The vibrational dynamics of glasses and crystals are remarkably similar, even though their low temperature thermal properties differ significantly. Differences between the ordered and the disordered states of matter appear only in the low frequency part of the vibrational spectrum, typically at and below the terahertz range [1]. Amorphous solids exhibit an enhanced density of vibrational states at the boson peak, the presence of Rayleigh scattering of sound waves [2] and relaxation processes that remain active well below the glass transition temperature and give sizeable contributions to sound attenuation and to light, X-rays and neutron scattering cross sections in the quasi-elastic regime.

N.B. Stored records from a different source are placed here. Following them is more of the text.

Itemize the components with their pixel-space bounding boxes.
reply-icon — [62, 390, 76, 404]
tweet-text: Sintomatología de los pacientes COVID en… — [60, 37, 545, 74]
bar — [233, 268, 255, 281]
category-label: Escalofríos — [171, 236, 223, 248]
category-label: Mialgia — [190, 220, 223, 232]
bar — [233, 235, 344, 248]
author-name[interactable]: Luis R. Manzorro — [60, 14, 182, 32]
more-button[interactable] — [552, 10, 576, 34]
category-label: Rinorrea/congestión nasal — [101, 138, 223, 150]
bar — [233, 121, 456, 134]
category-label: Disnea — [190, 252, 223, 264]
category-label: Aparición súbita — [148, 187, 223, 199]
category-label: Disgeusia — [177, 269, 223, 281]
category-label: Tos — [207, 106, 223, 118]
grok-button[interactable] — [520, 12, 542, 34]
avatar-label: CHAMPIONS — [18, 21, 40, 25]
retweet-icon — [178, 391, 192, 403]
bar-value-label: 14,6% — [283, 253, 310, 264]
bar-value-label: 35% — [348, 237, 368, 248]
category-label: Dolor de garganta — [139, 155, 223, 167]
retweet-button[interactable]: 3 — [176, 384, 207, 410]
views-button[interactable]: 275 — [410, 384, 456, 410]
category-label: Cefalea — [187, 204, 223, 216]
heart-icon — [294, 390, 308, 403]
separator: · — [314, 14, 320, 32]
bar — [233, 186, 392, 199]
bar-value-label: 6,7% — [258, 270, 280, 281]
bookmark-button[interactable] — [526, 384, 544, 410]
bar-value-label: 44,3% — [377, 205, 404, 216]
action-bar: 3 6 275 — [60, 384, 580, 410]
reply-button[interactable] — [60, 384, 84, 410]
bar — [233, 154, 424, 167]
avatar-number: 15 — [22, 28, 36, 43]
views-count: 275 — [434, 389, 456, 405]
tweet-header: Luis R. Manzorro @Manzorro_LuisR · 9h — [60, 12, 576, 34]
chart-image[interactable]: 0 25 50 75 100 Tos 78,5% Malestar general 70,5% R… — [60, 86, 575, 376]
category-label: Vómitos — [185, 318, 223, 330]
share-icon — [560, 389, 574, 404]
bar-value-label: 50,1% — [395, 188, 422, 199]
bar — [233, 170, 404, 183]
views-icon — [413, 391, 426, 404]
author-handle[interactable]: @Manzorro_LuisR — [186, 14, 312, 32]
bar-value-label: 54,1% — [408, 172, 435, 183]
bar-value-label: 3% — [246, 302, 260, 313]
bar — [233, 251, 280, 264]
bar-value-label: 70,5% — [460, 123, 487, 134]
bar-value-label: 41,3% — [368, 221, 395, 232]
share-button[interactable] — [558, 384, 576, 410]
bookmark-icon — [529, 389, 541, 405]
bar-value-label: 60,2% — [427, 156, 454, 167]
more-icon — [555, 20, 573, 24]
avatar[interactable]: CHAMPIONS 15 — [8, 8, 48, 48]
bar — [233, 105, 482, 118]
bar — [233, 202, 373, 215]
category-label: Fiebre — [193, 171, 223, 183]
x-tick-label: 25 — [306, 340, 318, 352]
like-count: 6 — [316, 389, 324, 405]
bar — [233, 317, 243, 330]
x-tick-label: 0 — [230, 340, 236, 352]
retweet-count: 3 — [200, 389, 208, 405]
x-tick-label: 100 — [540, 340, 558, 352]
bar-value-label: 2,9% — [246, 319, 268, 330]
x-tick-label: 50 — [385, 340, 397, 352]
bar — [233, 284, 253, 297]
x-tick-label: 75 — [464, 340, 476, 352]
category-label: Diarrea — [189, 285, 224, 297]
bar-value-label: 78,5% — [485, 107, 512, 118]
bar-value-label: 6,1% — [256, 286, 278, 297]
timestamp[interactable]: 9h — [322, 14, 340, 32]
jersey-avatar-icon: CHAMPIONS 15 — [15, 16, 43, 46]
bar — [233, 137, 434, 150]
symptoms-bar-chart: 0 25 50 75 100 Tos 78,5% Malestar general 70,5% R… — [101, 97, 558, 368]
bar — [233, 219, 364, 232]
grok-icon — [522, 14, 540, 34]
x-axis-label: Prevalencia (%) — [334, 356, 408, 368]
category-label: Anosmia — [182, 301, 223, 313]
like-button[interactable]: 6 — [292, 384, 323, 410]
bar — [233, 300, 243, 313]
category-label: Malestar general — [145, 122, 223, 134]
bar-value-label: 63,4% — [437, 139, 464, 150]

In this seminar I will briefly review the experimental results that we obtained in the last ten to fifteen years with inelastic X-ray scattering (IXS) and other synchrotron-based methods on the vibrational dynamics of glasses. I will then discuss in more details two recent experiments performed with an innovative spectrograph for nuclear resonance analysis of IXS, that allowed us to probe the density of vibrational states with the exceptional energy resolution of 0.1 meV [3,4]. The first experiment investigates the vibrations of vitreous silica in a frequency range where anharmonic and relaxational processes give sizeable contributions to the scattering cross-section. In the second experiment we probed the low frequency vibrations of an ultra-stable glass of TPD and of the corresponding conventional glass. I will discuss the relevance of quasi-localized vibrational modes in these two samples and the effect of glass stability on the low frequency vibrations.

  • [1] G. Baldi, A. Fontana, and G. Monaco, Vibrational dynamics of non-crystalline solids , contributed chapter to "Low-Temperature Thermal and Vibrational Properties of Disordered Solids" (A Half-Century of universal "anomalies" of glasses), Ed. M. A. Ramos, World Scientific, pag. 177 - 226 (2022).
  • [2] G. Baldi, V. M. Giordano, G. Monaco, and B. Ruta, Sound Attenuation at Terahertz Frequencies and the Boson Peak of Vitreous Silica, Phys. Rev. Lett. 104, 195501 (2010).
  • [3] F. Caporaletti et al., (in preparation)
  • [4] I. Festi, E. Alfinelli, D. Bessas, F. Caporaletti, A.I. Chumakov, M. Moratalla, M.A. Ramos, M. Rodríguez-López, C. Rodríguez-Tinoco, J. Rodríguez-Viejo and G. Baldi, Effect of glass stability on the low frequency vibrations of vapor deposited glasses, Phys. Rev. X 16, 021021 (2026).